Tuesday, August 20, 2013

Non-Party to Arbitration Agreement Able to Require Arbitration of Related Dispute

Non-Party to Arbitration Agreement Able to Require Arbitration of Related Dispute

        A recent decision of the Kentucky Court of Appeals held, inter alia, that a person, not a party to an agreement calling for arbitration of disputes, does have the right to compel arbitration.  In this instance, the individual controlled an unincorporated association that was alleged to be his alter-ego.  While he was ultimately held liable for the organization’s obligations, he did initially have the right to resist that determination on the basis of an arbitration clause.  Scott v. Louisville Bedding Co., ___ S.W.3d ___ , 2013 WL 3480312 (Ky. App. June 12, 2013). 
         Louisville Bedding entered into certain agreements with United Re Trusts and United Re AG dealing with certain aspects of the self-insured health insurance plan maintained by Louisville Bedding.  Scott, an individual, was the president of United Re AG; on its behalf he signed the relevant agreements.  There arose a dispute as to whether the United Re Trust or United Re AG committed to purchase or otherwise put in place reinsurance with respect to certain Louisville Bedding healthcare exposures.  Ultimately, Louisville Bedding brought suit naming both of the United Re companies and Scott as defendants; it was alleged that the United entities were themselves simply alter-egos of Scott.  While Scott did file an answer asserting that the dispute was subject to arbitration, neither of the United entities filed an answer, and default judgments were entered against them.  Scott moved to have the dispute referred to arbitration.  After some back and forth as to whether the Kentucky or the Federal Arbitration Act would control, it was ultimately held by the trial court that:
Because Scott signed the Agreement in his capacity as “President” of United Re AG, he was not a party to the Agreement; therefore, he could not enforce the arbitration provisions. 

Scott then appealed.

      For the Court of Appeals, the question came down simply to whether or not Scott was either a party to or beneficiary of the contract:
[W]e first address whether Scott was a party to the agreement or at least a beneficiary of its terms entitled to enforce the arbitration provisions.  Bedding admits that it entered into an agreement to arbitrate any claims it has against the United Re Entities; however, [Louisville Bedding] argues it did not enter into an agreement to arbitrate any claims it might have against Scott.  Scott argues that even though he was not a signatory to the Agreement, he is entitled to enforce it in his capacity as an employee of United Re AG.  2013 WL 3480312, *3. 
            The Court of Appeals would ultimately agree with Scott. 
First, in its complaint, Bedding alleges that Scott and United Re AG are one and the same.…  In short, Bedding treats Scott and the United Re Entities as if they are one and the same.

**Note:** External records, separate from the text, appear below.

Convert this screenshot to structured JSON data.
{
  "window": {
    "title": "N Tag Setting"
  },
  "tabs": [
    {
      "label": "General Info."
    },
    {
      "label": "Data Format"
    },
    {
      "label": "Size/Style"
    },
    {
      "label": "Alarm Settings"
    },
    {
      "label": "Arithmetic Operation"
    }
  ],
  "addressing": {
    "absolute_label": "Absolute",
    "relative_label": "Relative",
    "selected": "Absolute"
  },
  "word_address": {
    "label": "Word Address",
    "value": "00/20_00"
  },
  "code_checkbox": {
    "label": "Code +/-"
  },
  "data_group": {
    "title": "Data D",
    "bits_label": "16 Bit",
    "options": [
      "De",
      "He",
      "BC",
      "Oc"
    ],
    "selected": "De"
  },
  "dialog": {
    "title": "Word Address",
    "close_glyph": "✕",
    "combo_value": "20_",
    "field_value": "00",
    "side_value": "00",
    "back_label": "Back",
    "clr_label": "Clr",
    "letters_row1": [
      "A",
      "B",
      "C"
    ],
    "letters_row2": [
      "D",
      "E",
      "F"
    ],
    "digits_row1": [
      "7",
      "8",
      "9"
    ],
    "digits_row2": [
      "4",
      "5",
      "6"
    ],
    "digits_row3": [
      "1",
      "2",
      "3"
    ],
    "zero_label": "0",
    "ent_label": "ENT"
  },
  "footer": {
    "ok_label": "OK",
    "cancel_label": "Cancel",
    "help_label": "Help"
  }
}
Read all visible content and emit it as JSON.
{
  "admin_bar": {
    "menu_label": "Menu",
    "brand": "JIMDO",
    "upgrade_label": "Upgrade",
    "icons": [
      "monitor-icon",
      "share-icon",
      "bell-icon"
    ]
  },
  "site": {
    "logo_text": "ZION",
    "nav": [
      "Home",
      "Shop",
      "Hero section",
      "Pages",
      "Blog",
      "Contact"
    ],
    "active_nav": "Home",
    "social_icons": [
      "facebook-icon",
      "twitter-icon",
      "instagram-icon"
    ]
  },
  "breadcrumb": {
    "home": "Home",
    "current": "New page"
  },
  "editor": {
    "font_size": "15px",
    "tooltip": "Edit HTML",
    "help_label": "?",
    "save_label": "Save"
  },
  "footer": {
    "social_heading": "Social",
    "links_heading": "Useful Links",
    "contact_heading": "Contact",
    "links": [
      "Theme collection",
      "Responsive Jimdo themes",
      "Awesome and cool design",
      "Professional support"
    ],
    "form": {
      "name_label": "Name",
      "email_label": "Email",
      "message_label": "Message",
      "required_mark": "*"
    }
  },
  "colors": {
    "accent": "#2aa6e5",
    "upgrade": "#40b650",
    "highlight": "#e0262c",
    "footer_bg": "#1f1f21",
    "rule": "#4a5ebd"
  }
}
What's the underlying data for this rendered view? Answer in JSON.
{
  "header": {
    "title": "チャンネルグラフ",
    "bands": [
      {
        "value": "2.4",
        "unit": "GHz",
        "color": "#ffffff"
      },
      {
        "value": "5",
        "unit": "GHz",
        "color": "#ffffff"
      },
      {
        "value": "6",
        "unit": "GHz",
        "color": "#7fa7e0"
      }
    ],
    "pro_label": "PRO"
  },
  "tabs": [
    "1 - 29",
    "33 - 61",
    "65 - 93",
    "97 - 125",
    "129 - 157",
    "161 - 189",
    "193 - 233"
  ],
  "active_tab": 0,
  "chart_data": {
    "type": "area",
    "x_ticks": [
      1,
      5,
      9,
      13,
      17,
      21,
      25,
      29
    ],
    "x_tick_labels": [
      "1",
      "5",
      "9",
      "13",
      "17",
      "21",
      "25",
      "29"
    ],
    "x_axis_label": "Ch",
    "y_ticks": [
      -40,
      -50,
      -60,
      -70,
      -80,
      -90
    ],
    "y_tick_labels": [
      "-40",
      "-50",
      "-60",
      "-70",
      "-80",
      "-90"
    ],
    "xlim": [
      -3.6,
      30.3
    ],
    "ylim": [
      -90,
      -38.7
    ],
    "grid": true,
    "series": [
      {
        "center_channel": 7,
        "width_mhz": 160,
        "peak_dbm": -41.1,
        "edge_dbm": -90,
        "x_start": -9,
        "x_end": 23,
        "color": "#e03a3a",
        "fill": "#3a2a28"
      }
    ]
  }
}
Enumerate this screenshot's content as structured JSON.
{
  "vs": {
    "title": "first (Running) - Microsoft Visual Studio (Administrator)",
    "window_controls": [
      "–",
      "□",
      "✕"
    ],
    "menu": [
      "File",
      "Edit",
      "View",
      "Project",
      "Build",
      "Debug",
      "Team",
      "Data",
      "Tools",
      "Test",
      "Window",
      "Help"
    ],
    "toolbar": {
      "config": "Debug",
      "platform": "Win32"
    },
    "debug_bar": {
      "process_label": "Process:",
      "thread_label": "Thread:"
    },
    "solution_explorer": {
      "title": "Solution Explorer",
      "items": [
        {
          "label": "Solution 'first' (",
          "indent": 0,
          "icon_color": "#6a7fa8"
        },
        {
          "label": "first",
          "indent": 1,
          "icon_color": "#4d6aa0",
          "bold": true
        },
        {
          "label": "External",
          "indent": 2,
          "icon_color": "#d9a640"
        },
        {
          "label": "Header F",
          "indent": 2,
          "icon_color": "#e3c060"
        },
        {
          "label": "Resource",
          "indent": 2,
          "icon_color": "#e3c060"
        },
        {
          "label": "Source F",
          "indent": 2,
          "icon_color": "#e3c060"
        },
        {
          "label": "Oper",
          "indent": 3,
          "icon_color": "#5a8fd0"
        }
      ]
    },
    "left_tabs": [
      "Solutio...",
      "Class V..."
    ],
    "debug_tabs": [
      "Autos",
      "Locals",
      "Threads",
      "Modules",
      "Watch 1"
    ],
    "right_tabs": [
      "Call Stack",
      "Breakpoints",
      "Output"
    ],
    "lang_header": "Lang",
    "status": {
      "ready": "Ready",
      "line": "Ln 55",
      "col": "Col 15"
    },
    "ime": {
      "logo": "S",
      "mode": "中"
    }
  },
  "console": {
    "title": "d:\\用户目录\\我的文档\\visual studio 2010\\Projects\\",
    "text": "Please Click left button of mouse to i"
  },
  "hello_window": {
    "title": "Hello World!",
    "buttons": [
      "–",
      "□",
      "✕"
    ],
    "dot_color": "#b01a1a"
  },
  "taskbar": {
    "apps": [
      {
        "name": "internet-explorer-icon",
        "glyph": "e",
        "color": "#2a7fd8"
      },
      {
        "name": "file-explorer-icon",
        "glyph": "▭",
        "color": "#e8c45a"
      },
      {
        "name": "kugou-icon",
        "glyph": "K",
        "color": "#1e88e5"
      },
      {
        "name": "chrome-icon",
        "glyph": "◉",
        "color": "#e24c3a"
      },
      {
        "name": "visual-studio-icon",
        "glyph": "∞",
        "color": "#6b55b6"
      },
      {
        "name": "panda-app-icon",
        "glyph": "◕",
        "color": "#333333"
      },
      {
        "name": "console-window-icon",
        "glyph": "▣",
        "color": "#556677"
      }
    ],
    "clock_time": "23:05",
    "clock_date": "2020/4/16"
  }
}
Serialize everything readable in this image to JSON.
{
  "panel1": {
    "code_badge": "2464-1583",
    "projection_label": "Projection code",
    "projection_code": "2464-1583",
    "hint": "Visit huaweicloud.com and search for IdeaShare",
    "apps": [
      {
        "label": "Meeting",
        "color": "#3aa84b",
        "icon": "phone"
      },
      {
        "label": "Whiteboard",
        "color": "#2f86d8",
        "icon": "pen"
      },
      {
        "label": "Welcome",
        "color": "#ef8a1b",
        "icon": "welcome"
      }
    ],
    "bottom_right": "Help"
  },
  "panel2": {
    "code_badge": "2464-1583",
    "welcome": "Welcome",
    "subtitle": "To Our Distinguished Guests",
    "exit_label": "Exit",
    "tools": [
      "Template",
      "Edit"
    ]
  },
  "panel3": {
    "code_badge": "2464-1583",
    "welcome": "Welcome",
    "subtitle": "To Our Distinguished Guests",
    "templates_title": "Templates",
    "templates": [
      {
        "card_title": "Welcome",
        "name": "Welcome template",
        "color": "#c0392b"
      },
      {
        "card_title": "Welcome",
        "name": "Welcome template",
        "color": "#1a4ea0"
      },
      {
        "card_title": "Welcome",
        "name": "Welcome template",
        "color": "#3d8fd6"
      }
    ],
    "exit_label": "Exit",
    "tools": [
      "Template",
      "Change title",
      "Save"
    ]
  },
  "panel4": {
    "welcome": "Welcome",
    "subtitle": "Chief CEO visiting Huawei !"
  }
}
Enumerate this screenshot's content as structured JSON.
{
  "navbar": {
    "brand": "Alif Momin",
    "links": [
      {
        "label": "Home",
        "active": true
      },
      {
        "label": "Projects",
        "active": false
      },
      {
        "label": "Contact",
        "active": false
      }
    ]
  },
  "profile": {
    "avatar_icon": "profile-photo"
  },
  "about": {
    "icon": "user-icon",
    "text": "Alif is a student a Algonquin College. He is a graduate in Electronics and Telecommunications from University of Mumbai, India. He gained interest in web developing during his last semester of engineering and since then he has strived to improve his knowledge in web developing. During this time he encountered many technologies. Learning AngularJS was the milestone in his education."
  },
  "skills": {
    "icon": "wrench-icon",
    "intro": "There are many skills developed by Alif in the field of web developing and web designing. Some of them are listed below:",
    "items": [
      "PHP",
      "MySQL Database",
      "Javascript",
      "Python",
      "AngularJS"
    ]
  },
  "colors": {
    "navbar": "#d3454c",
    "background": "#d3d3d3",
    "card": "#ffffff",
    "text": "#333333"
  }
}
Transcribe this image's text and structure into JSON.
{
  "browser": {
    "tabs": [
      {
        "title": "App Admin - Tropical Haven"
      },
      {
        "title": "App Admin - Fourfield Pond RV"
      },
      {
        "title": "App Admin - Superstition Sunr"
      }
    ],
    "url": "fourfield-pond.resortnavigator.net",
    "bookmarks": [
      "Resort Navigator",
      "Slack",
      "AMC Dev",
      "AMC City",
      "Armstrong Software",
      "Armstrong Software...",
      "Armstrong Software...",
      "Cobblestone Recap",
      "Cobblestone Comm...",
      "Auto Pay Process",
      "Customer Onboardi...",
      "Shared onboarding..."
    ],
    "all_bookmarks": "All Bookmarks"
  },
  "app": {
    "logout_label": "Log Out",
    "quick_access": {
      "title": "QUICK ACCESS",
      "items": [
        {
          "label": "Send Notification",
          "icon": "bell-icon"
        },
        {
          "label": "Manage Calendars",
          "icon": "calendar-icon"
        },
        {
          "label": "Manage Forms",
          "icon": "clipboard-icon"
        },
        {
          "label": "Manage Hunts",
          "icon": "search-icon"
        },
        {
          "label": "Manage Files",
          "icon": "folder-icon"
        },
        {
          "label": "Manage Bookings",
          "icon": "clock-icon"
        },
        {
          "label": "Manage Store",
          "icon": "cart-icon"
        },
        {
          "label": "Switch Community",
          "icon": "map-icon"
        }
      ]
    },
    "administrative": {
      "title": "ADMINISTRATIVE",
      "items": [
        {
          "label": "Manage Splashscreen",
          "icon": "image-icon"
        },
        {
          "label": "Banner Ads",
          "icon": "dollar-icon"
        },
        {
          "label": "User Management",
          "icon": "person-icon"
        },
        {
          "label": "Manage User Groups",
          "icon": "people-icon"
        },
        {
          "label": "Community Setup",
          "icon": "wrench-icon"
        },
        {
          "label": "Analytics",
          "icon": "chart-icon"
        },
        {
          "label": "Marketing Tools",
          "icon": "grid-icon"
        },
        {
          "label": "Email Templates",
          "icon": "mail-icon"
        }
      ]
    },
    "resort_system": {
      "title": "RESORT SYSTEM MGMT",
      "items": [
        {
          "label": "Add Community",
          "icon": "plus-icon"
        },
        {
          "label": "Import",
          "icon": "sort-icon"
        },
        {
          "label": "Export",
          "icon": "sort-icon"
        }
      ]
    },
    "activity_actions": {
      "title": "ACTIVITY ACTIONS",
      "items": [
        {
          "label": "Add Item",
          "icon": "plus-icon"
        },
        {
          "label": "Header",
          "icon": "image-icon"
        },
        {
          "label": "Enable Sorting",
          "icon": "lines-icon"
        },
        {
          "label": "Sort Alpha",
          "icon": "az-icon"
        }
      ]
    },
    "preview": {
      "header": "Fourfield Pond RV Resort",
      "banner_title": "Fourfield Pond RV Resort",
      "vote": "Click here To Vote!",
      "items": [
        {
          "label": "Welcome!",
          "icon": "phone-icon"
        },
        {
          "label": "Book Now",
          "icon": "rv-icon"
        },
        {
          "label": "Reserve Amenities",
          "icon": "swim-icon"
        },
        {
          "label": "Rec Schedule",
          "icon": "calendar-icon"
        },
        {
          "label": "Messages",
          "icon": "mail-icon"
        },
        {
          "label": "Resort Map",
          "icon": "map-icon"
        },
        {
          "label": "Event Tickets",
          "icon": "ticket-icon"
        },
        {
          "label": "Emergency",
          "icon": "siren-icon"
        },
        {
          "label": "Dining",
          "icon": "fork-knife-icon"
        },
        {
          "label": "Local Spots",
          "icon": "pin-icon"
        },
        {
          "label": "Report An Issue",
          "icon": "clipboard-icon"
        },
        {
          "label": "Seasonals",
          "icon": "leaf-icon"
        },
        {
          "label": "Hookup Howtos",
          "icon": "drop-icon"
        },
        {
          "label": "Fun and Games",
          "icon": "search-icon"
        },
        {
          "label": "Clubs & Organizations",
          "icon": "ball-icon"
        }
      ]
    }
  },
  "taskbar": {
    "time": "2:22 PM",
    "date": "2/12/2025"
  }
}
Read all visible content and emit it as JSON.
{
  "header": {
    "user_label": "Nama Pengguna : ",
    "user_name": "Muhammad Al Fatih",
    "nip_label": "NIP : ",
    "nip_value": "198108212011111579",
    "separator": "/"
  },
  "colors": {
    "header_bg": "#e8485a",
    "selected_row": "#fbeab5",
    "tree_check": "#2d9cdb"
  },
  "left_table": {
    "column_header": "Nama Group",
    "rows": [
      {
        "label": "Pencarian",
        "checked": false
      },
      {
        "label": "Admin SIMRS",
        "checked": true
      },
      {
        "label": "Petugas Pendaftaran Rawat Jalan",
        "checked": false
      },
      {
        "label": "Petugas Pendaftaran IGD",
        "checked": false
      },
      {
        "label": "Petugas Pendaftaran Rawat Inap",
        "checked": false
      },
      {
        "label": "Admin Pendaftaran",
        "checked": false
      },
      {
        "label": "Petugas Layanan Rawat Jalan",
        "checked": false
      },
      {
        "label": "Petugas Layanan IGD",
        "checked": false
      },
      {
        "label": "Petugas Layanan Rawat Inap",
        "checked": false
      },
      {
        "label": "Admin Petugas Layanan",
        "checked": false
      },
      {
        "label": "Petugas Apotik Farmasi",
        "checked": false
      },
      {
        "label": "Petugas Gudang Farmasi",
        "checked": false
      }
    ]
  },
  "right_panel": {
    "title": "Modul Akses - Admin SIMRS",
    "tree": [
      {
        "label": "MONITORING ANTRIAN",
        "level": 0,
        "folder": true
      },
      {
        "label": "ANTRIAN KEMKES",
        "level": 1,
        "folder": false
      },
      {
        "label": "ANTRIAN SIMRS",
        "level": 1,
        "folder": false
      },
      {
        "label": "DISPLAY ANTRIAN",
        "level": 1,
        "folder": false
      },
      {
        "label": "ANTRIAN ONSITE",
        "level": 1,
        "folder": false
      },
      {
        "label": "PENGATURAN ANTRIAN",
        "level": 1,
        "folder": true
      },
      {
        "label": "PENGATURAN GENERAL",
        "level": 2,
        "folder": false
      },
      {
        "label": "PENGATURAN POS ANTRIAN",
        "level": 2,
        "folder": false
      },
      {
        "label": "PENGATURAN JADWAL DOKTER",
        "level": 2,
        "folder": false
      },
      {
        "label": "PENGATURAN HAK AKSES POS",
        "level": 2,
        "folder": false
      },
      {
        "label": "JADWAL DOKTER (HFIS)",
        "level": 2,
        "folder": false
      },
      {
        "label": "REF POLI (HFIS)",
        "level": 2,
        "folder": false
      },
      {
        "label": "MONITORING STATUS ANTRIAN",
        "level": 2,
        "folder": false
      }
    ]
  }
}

Bedding cannot, on the one hand seek the benefit of the Agreement and, on the other hand, disavow the arbitration provisions that are part of the Agreement.

The Court of Appeals as well applied several federal decisions to the effect that an employee may enforce the arbitration agreement entered into between the employer and a third party.

      Ultimately, however, Scott did not prevail.  Under the Kentucky Arbitration Act, agreements to arbitrate with respect to insurance are not enforceable, and the Court found that the products sold by the United Re entities were in fact insurance.  Being unenforceable under the Kentucky Arbitration Act, the Court considered whether the agreement to enforce should alternatively be enforced under the Federal Arbitration Act.  There, engaging in an analysis of the McCarran-Ferguson Act, it was determined that there was no preemption.  Ultimately, Scott was afforded the right to enforce the terms of an arbitration provision that was otherwise unenforceable.